Out of abundance of caution, New Paltz ITS made the decision to require a password change for any New Paltz accounts which were listed on this site (not just the Chegg breach, but other data breaches as well).  This is why some students who did not have Chegg accounts are seeing that my.newpaltz.edu is asking them to change their passwords.


General online safety and security tips

We’re including some quick tips which you can use to help protect yourself online. 

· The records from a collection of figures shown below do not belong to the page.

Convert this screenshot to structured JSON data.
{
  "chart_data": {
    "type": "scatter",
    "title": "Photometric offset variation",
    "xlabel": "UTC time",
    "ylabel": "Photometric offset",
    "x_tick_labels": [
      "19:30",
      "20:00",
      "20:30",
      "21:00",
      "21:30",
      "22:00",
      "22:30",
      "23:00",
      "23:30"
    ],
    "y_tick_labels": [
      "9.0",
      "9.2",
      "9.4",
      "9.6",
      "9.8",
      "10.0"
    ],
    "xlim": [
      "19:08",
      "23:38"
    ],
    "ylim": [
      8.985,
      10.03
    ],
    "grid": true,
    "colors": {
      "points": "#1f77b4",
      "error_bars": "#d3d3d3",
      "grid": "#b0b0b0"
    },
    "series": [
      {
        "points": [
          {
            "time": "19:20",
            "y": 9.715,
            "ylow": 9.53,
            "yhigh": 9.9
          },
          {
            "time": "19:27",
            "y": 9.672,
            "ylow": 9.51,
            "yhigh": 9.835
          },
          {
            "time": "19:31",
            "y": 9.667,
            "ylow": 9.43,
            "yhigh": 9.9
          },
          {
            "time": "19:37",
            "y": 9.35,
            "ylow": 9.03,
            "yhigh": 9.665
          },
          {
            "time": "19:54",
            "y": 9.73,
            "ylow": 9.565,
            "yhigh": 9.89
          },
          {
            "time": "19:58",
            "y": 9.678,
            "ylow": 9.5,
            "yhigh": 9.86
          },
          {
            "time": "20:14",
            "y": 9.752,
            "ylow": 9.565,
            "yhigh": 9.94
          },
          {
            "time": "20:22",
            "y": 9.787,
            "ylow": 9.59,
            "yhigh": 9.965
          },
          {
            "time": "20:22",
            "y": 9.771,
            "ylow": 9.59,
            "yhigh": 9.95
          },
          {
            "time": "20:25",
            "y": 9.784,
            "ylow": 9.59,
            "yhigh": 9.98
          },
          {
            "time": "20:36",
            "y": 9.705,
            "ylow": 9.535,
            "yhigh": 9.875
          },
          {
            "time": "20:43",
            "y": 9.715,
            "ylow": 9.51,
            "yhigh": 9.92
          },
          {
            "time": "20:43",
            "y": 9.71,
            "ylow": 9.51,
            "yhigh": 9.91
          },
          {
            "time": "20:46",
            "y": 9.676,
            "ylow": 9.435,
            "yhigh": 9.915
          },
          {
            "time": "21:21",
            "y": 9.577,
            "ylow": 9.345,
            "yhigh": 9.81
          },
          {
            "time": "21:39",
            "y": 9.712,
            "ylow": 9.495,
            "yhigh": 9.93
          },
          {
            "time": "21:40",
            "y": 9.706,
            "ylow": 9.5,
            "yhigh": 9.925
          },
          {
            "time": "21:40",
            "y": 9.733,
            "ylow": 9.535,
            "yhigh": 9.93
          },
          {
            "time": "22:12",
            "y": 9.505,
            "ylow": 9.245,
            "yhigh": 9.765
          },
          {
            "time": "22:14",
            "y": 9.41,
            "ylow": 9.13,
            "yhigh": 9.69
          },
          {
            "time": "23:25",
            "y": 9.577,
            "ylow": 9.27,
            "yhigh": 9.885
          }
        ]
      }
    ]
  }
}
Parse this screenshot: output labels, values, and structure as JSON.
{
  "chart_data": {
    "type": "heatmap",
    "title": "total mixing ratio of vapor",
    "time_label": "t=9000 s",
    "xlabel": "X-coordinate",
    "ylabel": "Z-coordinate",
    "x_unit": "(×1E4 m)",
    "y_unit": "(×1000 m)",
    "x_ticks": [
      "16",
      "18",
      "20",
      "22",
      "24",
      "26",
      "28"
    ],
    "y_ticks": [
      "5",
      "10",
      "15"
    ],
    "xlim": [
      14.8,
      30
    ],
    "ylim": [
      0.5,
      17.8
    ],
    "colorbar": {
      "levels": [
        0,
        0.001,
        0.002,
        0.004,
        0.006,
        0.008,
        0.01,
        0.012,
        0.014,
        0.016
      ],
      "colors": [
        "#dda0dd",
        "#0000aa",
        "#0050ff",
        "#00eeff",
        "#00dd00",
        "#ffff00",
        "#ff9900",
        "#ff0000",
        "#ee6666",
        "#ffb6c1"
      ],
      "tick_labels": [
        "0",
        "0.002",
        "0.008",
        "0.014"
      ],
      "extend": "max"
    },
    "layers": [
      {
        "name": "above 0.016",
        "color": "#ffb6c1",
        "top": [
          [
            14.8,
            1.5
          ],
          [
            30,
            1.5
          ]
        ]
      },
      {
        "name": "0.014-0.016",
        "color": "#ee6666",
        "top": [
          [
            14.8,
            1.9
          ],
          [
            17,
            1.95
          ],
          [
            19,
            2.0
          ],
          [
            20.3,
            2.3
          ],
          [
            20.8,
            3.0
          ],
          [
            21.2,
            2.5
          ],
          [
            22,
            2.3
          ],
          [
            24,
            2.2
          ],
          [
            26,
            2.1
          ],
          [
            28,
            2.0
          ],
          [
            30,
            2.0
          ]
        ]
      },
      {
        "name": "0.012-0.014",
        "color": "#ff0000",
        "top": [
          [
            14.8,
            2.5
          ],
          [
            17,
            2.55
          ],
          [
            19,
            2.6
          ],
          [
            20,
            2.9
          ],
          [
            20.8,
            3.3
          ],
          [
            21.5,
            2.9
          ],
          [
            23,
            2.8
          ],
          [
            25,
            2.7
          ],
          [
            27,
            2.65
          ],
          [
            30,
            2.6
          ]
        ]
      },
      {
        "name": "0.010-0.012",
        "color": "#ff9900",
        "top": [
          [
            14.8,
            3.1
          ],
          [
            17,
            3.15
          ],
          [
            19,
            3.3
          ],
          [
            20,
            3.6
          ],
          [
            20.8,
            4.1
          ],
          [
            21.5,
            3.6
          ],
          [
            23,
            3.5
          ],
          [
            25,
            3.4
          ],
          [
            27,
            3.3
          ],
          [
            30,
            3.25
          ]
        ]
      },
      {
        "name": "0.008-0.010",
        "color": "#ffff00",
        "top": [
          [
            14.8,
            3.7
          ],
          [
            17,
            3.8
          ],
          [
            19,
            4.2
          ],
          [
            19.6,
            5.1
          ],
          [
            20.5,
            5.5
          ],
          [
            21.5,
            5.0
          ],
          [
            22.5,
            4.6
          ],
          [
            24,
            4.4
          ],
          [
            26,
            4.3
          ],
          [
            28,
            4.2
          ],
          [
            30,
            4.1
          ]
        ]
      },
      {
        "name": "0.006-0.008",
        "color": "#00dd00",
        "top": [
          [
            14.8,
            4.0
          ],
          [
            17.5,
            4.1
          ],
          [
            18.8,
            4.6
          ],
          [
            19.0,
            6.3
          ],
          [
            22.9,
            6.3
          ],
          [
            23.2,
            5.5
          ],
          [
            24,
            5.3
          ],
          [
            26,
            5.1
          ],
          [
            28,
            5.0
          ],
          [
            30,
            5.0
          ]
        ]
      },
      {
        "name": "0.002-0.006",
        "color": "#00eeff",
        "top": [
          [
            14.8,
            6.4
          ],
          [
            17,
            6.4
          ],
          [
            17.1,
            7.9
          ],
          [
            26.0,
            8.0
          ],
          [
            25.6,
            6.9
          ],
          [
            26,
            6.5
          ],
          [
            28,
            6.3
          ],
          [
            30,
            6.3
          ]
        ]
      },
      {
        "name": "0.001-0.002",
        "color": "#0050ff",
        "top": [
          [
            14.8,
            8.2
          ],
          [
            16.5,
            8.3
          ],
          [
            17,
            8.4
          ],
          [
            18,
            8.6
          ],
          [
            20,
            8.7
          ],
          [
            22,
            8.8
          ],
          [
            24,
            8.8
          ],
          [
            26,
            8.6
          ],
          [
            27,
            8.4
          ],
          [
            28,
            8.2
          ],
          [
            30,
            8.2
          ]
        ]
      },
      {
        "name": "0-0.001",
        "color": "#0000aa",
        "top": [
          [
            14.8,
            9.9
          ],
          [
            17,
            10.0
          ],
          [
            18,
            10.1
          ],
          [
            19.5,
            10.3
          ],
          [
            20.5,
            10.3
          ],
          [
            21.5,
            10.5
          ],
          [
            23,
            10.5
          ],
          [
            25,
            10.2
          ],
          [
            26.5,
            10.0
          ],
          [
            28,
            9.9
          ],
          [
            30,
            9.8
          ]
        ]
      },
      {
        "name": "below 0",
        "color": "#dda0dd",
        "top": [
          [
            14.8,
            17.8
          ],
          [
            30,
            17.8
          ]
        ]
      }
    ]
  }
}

  • Use a different password for each site – especially the most high value targets for cyber criminals (especially accounts on email, social media, and banking).  Consider using a password manager (1Password, Dashlane, Keepass, LastPass, etc.) to create and store a unique password per site.  Reusing passwords means that if a single site where you use your password is compromised – then all other sites where you use the same password can be vulnerable.
  • Review application access on social media sites and email accounts.  What applications have you previously given access to your account – and what level of access have you given?
  • Consider the permissions requested by apps on your phone before installing.  Does your flashlight app really need access to your location and camera?  Why does a VPN app need access to your microphone?
  • Look into multi-factor authentication (MFA), also referred to as two-step authentication.  It is when you use an app, hardware token, or text message, in addition to your password, to verify your identity.  It is a strong protection against cybercriminals.
    • Note: New Paltz is rolling out MFA via a service called Duo to all faculty/staff.  We are investigating when we can launch this for students, stay tuned!

Keep an eye out for future updates.  We’ll be going into more detail in October, National Cyber Security Awareness Month, on these topics, and additional ways to stay safe online.